One example confirms Kaplan's argument is the introduction of Cloud AutoML, an automated system that could help every business design AI software, by Google Brain AI research group in 2017. The learning algorithms of AutoML automates the process of building machine-learning models that can take on a particular task, aiming to democratize AI to the largest possible community of developers and businesses. According to Google’s CEO, Cloud AutoML has taken over some of the work of programmers (which is, in the words of Autor, "abstract task") and thereby offered one solution to the shortage in machine-learning experts.

== Related theories ==

=== Moravec's paradox ===

Moravec’s paradox claims that compared with sophisticated tasks demanding high-level reasoning, it is harder for computers to master low-level physical and cognitive skills that are natural and easy for humans to perform. Examples include natural language processing and dextrous physical movements (e.g. running over rough terrain).

Robotics experts have, accordingly, found it difficult to automate the skills of even the least-trained manual worker, since these jobs require perception and mobility (tacit knowledge). In the words of the cognitive scientist Steven Pinker from his book The Language Instinct, "The main lesson of thirty-five years of AI research is that the hard problems are easy and the easy problems are hard."

Corresponding to David Autor's discussion on jobs polarization, Pinker maintains that the appearance of the new generation's intelligent machines would place stock analysts, petrochemical engineers and parole board members in danger of being replaced. Gardeners, receptionists, and cooks are, by contrast, currently secure.

=== Plato's Problem ===

Plato's Problem is the term given by Noam Chomsky to "the problem of explaining how we can know so much" given our limited experience.

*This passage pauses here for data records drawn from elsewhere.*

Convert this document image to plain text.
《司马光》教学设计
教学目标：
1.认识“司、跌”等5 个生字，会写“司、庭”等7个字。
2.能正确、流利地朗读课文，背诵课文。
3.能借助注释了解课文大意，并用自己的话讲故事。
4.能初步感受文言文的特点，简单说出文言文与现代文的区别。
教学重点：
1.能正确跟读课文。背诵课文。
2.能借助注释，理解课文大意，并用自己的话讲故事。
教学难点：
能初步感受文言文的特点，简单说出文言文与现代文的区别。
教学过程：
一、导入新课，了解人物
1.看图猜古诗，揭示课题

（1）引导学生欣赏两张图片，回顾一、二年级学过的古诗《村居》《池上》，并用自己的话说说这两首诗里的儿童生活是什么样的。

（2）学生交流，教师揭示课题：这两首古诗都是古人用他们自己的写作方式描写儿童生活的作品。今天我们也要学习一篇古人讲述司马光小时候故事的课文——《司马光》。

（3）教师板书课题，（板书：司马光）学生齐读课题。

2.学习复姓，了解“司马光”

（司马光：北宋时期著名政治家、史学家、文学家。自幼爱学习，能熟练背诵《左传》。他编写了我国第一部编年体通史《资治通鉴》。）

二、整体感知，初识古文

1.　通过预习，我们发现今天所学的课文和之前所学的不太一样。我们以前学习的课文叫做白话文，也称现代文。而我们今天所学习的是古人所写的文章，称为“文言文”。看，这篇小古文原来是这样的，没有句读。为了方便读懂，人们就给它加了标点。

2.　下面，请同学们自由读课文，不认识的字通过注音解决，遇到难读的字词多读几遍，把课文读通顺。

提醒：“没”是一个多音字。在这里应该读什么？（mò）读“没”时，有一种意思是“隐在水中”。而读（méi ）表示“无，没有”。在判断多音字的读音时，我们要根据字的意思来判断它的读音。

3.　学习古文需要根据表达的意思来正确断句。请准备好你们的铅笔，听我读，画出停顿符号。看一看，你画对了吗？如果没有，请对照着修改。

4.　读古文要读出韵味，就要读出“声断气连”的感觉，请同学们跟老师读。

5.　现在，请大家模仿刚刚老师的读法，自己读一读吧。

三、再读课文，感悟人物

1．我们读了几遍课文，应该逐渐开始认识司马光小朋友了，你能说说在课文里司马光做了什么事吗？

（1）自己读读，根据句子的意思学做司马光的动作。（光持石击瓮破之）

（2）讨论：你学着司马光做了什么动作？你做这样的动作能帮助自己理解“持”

=== Poverty of the stimulus (POS) ===

Poverty of the stimulus (POS) is the argument from linguistics that children are not exposed to rich enough data within their linguistic environments to acquire every feature of their language.

=== Meno’s Paradox ===

Meno’s Paradox can be formulated as follows:
1. If you know what you’re looking for, inquiry is unnecessary.
2. If you don’t know what you’re looking for, inquiry is impossible.
3. Therefore, inquiry is either unnecessary or impossible.

There is within these arguments an implicit premise that either you know what you’re looking for or you don’t know what you’re looking for.

=== The Learning Paradox ===

The Learning Paradox (Fodor 1980) holds that knowledge can either not be new, or not be learned. If new knowledge can be expressed in terms of old knowledge, it is not new. If it cannot be expressed in terms of old knowledge, it cannot be understood. Therefore, learning something genuinely novel is impossible and all essential structures must be present at birth.